En principe cependant les hommes doués de la force musculaire s’étaient constitués propriétaires de grands espaces de terre, contraignant les faibles de corps ou d’intelligence à y dépenser leur travail et leur abandonnant en retour une portion du produit, tout juste ce qu’il fallait pour maintenir l’esclave en état de travailler. Dans cette condition barbare de la société la richesse est mobilière — elle se compte par têtes de bêtes de somme appelées hommes, femmes et enfants, comme c’est aujourd’hui le cas à la Caroline, au Brésil, à Cuba. La terre, tenue par vastes domaines, ne trouve pas à circuler et a peu de valeur. L’homme lui-même, étant une propriété, n’a pas le droit de circuler parmi ses semblables. D’abord la loi l’attache à la terre, il est adscriptus glebœ — cependant, plus tard, il lui est permis d’acheter et de vendre, excepté de la terre — pour ce faire il circule, seulement en vertu d’un permis spécial délivré par son maître ; par exemple, dans l’Angleterre sous les Normands, et de nos jours en Russie et à la Caroline.
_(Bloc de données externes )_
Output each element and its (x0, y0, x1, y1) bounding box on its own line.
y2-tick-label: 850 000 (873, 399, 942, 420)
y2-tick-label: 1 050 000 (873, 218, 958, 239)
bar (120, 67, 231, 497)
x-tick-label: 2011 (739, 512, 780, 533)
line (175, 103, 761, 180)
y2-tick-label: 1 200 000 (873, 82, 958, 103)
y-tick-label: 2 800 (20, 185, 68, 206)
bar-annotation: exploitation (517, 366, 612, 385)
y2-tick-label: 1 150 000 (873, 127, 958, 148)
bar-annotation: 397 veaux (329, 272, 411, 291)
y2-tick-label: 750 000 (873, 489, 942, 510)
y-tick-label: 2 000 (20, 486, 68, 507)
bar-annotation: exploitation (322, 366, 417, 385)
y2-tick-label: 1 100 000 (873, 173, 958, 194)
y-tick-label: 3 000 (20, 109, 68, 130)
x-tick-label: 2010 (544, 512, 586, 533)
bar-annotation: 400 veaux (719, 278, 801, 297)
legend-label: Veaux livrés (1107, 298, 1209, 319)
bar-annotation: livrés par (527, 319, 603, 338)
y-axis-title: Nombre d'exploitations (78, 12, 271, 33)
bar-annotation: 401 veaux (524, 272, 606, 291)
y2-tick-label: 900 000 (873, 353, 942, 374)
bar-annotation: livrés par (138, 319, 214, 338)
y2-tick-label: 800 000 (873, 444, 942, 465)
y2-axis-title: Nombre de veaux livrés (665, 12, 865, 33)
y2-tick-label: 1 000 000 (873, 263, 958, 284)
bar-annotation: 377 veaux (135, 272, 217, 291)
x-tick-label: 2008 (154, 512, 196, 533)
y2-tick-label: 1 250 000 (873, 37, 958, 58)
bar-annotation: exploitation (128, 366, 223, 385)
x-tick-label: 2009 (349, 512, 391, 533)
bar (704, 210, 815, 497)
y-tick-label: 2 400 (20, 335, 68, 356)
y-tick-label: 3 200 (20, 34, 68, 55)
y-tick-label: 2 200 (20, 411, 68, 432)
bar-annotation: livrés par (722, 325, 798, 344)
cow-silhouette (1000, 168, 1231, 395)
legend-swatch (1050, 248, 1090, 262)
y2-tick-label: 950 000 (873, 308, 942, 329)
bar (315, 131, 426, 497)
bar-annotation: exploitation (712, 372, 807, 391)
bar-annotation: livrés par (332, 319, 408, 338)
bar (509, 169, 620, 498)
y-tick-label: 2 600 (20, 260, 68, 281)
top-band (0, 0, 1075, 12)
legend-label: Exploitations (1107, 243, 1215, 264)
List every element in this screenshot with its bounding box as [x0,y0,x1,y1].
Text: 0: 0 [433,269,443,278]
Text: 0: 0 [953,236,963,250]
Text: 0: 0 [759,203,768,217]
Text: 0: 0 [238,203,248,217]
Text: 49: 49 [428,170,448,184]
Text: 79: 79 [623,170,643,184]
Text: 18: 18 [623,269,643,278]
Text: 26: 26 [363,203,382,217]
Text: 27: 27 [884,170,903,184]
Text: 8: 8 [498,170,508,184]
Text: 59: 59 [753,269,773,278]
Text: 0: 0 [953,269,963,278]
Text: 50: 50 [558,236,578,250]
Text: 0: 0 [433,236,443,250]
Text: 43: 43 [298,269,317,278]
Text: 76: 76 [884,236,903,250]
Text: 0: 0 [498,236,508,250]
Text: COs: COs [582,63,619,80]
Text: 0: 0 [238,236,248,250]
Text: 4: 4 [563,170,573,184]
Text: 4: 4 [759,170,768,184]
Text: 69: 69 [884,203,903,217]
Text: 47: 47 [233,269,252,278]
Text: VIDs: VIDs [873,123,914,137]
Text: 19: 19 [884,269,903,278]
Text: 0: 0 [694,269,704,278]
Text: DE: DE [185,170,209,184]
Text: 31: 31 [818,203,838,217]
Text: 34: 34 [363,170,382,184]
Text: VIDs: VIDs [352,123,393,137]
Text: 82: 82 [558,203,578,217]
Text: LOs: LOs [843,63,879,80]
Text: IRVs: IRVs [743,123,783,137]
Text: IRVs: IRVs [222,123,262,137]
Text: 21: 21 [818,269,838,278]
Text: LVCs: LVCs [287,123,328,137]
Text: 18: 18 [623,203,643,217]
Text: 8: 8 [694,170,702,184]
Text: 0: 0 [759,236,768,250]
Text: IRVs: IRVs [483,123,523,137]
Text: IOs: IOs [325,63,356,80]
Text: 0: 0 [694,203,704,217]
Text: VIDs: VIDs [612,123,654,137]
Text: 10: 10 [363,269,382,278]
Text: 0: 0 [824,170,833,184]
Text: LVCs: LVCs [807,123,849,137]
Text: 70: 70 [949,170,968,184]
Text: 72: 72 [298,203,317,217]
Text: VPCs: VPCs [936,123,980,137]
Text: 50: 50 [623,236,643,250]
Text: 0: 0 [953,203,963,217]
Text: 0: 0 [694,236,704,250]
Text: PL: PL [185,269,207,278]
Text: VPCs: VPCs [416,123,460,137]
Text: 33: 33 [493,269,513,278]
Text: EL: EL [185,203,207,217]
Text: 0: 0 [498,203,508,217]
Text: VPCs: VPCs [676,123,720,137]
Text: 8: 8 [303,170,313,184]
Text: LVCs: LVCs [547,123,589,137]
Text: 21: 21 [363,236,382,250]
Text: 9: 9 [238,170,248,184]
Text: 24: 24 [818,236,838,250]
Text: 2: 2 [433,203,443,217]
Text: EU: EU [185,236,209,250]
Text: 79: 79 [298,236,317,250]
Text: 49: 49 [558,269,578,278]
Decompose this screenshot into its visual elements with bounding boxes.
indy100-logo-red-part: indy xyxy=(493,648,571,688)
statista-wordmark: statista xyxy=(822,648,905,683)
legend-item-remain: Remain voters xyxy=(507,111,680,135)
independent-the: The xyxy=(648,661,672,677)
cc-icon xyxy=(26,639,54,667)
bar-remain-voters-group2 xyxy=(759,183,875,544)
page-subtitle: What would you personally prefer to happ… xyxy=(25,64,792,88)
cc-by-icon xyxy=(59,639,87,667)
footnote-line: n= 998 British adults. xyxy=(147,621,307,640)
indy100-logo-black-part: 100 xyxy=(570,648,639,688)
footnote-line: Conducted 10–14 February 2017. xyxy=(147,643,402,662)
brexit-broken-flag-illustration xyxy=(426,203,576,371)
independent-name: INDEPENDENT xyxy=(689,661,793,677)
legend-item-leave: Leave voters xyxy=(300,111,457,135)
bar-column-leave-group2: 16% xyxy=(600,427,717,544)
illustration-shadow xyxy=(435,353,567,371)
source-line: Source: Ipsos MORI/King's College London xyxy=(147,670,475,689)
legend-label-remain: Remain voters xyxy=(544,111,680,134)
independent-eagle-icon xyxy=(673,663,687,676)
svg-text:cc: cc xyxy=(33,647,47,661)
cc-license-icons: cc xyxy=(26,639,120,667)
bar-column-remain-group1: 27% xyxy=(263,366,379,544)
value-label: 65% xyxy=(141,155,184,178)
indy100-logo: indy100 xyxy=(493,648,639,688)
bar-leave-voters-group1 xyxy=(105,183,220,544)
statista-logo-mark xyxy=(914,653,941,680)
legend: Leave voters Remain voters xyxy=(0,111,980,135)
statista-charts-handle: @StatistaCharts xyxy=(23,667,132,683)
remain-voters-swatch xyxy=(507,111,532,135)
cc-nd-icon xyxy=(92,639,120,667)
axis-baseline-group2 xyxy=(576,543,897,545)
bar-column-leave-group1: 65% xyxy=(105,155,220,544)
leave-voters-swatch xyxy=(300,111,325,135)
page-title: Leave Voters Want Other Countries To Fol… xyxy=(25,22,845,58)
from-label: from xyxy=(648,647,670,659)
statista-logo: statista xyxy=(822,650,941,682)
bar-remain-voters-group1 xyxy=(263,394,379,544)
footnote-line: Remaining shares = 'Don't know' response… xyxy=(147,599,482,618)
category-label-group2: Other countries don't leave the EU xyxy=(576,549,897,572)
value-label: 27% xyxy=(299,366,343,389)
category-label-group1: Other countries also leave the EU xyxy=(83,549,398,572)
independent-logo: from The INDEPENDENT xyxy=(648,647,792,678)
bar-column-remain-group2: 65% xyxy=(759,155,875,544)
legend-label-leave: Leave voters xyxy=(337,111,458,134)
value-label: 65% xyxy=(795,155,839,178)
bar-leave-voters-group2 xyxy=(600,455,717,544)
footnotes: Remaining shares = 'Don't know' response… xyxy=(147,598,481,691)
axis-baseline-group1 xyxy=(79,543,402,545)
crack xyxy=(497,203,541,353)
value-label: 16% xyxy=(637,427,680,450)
La population et la richesse augmentant, la diversité de profession s’établissant, le pouvoir d’association s’accroît, et les diverses facultés de l’homme se développent davantage ; le serrurier, le charpentier, le cordonnier, le fabricant et le négociant viennent ensemble former le noyau de la ville future — et c’est alors que la terre se divise, soit pour être tenue en propriété absolue, soit sous la condition d’une rente annuelle servie au propriétaire, comme compensation pour son usage.

À mesure que s’accroît la ville, la terre se divise de plus en plus — à chaque maison qui se bâtit s’attache un droit à l’occupation exclusive du sol sur lequel elle repose. Avec la richesse et la puissance qui grandissent, la propriété et la personne acquièrent plus de sécurité, et il y a accroissement continue de la valeur de la terre

  1. M. de Tocqueville (l’Ancien régime, ch. 15) a montré que les erreurs du socialisme moderne ne sont qu’une reproduction de celles des écrivains français du dernier siècle. — Les doctrines de la propriété en commun, du droit au travail, de l’égalité absolue, de l’uniformité universelle, de la régularisation mécanique des actes individuels, des règlements despotiques sur toute chose, et l’absorption complète de l’individu dans le corps politique se trouvent exposés dans le Code de la nature de Morelli tout aussi bien qu’ils l’ont été depuis dans les écrits de Proudhon ou de Louis Blanc.